This week, JLF’s Jon Sanders wrote a research brief on the Protecting the Right to Organize (PRO) Act. The legislation has passed the United States House and would mark a serious turn in the association rights of workers – particularly in right-to-work states such as North Carolina. The bill is a mangled mess of previously attempted union legislation as well as measures that previously failed in courts of law. Sanders explains the consequences if this bill were to become law:

Among other things, the PRO Act would do the following:

  • Authorize private unions to collect “fair share” fees from nonmembers in a union shop — effectively ending the right to work and pumping unions full of cash, taken from people against their will
  • Force employers to give union organizers their employees’ private information, including their names, addresses, home and cell phone numbers, work and personal email addresses, work schedules, and work locations — removing obvious worker protections against intimidation
  • Require card-check elections in cases where unions lost the initial secret ballot election and protested — removing a vital worker protection against intimidation
  • Have a company that contracts for someone’s services to satisfy a new, three-part test to prove the independent contractor isn’t actually a company employee — wedging even more people into paying union fees against their will, as well as forcing companies to disemploy untold numbers of independent contractors and gig workers

This is only a sliver of the impacts the bill would have if it became law.
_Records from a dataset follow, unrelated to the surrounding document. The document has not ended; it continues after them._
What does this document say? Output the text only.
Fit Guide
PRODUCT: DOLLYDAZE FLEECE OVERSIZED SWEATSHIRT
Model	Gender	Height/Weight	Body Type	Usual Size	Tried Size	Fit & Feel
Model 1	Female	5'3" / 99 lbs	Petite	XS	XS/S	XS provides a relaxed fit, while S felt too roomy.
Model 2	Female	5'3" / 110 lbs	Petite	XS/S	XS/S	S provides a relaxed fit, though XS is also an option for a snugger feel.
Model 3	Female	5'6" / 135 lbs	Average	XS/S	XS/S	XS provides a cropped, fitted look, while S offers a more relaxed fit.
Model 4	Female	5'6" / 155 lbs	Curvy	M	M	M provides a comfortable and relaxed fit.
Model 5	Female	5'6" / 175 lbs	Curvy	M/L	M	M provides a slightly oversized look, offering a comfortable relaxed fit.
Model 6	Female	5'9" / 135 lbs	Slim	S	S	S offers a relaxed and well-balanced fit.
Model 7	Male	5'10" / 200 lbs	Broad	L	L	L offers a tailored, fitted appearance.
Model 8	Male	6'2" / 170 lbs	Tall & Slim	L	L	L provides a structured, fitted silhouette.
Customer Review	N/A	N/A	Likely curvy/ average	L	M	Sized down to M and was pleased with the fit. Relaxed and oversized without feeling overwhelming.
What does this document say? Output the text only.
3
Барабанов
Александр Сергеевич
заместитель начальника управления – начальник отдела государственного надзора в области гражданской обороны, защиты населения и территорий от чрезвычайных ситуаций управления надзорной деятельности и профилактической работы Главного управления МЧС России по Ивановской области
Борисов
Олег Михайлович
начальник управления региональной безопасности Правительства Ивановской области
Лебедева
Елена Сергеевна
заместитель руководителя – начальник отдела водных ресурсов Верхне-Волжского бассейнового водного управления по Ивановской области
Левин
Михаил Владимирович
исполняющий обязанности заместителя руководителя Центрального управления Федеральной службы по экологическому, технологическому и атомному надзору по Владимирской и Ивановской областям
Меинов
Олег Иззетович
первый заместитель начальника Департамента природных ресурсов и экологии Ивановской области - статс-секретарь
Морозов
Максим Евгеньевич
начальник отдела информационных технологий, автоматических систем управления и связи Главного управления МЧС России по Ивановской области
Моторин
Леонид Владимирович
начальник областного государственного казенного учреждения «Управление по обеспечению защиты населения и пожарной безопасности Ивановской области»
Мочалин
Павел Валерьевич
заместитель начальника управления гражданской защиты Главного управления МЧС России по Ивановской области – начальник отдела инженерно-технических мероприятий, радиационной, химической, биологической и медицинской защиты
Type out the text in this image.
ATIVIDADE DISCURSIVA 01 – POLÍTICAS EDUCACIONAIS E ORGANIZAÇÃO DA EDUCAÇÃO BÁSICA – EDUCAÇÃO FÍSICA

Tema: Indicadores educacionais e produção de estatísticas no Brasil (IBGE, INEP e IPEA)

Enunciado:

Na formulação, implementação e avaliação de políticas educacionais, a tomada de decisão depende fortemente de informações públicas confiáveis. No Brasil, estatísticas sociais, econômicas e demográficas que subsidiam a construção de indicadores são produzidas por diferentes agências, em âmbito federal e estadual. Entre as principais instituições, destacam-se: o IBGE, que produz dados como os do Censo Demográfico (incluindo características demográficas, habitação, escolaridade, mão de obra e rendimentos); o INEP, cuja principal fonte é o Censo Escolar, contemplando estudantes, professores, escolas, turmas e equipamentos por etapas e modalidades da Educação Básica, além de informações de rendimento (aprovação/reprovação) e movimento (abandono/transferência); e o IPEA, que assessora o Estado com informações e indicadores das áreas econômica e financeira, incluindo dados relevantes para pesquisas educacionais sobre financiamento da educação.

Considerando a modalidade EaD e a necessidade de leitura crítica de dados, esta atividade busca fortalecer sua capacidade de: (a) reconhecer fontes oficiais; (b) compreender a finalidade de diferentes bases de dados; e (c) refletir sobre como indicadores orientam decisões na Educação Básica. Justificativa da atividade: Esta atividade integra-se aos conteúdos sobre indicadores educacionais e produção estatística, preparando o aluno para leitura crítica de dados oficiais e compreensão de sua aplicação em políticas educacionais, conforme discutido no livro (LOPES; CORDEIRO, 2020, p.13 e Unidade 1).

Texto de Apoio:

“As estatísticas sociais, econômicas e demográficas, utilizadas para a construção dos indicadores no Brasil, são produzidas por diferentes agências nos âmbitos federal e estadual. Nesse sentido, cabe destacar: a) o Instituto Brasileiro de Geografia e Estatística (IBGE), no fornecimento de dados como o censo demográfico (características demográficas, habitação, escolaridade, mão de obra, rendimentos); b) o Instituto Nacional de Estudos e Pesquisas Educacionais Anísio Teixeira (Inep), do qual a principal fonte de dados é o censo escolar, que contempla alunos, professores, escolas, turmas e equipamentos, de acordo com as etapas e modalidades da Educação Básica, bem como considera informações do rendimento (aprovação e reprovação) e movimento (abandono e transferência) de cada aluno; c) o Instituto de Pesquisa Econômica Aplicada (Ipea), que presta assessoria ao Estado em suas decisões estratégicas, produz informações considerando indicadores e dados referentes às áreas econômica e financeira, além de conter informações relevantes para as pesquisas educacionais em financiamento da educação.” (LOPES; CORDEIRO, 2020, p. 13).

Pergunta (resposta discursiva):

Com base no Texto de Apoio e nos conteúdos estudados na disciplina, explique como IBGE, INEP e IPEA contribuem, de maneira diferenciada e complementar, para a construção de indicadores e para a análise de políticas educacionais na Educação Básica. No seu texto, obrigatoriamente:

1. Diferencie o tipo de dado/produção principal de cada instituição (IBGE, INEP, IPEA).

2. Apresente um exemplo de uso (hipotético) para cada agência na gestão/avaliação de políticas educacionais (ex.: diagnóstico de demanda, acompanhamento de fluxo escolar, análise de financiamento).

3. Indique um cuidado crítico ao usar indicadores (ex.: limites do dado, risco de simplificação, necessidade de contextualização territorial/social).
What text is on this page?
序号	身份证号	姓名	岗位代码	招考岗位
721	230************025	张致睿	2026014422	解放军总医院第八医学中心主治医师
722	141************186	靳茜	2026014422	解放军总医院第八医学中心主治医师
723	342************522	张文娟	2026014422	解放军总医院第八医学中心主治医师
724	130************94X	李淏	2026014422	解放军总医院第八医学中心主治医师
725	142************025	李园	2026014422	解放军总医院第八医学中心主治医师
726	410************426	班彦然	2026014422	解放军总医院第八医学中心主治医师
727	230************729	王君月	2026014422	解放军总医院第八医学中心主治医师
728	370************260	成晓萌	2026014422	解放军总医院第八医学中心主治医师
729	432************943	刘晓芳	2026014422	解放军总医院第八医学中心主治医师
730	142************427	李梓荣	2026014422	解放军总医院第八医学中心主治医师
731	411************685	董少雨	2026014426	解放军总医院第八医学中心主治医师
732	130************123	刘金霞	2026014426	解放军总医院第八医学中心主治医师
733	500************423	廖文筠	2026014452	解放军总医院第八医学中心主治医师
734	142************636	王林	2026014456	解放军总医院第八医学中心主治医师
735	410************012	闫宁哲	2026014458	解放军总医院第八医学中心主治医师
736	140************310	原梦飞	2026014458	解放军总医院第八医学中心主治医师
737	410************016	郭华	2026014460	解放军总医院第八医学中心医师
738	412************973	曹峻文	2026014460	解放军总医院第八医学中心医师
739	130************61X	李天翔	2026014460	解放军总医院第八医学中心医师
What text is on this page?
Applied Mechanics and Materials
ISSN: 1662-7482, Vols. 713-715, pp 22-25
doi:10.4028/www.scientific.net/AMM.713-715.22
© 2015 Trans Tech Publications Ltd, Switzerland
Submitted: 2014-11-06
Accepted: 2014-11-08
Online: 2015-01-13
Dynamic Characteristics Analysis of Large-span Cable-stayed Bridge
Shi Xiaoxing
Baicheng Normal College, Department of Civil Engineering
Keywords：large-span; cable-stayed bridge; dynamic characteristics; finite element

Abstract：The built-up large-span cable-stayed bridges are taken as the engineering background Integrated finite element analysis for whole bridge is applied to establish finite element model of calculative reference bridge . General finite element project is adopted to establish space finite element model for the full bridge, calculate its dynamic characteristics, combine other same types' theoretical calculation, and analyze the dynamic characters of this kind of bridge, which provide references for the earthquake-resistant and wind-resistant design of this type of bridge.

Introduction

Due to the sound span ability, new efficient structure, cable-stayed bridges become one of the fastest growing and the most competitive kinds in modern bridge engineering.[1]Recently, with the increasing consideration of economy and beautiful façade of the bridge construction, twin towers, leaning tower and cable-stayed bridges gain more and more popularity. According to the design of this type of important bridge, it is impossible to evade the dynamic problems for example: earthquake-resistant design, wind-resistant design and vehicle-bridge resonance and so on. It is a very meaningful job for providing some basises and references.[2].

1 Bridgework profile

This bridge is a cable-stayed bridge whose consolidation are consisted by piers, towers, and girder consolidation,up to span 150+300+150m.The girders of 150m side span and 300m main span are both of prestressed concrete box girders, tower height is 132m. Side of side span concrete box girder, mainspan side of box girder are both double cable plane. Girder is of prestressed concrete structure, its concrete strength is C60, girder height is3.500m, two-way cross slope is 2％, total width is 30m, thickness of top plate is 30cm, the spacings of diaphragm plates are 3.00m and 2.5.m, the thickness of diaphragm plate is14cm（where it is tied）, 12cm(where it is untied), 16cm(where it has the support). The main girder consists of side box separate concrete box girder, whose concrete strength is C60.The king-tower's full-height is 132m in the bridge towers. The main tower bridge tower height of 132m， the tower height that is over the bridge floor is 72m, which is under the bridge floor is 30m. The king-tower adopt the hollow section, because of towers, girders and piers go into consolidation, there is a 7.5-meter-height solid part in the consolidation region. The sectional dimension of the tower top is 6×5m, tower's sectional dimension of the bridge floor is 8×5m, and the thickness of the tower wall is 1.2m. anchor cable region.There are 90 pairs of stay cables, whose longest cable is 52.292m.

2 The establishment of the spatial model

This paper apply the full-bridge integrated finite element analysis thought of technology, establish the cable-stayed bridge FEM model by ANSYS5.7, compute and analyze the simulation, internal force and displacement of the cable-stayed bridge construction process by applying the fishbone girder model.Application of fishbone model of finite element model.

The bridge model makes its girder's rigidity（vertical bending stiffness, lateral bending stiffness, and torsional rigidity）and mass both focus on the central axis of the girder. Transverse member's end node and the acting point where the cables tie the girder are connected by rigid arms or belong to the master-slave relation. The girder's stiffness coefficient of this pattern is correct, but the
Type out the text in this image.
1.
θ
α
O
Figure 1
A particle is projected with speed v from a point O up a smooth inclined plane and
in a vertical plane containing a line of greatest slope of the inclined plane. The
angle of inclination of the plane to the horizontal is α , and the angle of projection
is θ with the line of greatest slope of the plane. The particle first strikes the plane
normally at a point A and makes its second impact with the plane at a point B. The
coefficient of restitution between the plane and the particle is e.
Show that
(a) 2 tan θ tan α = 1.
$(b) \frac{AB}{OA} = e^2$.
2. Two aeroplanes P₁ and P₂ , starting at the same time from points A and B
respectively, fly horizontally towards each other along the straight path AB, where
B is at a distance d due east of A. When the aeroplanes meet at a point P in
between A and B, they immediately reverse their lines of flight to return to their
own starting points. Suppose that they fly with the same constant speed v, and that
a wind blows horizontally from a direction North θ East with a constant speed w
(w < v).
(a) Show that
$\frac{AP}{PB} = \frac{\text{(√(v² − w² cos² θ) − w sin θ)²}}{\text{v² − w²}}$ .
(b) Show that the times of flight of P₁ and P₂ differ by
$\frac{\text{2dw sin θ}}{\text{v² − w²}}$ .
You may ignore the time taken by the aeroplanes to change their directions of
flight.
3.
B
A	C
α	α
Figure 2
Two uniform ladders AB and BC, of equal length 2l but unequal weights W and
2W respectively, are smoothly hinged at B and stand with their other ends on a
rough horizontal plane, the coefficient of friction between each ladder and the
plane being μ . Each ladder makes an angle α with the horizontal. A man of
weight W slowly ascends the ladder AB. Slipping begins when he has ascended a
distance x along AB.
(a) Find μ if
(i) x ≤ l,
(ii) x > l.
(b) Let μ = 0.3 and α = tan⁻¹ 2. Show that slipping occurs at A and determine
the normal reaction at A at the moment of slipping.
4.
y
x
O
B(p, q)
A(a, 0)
Sanders writes:

It’s practically impossible to sum up the negative impacts this act would have on North Carolina. Removing right-to-work protections would force a massive wealth transfer from honest, hard-working North Carolinians and their families to politically connected unions. But that’s only one set of impacts…

The PRO Act would try to cram a 20th century model of collectivism and grift on a vastly advanced world. To enrich unions, it would ride roughshod over North Carolina law, stomping our rights to free speech and the fruits of our own labors. It would disrupt untold numbers of mutually beneficial relationships between entrepreneurs and companies. It would smother great ideas and innovation. It’s a terrible, freedom-wrecker of an idea.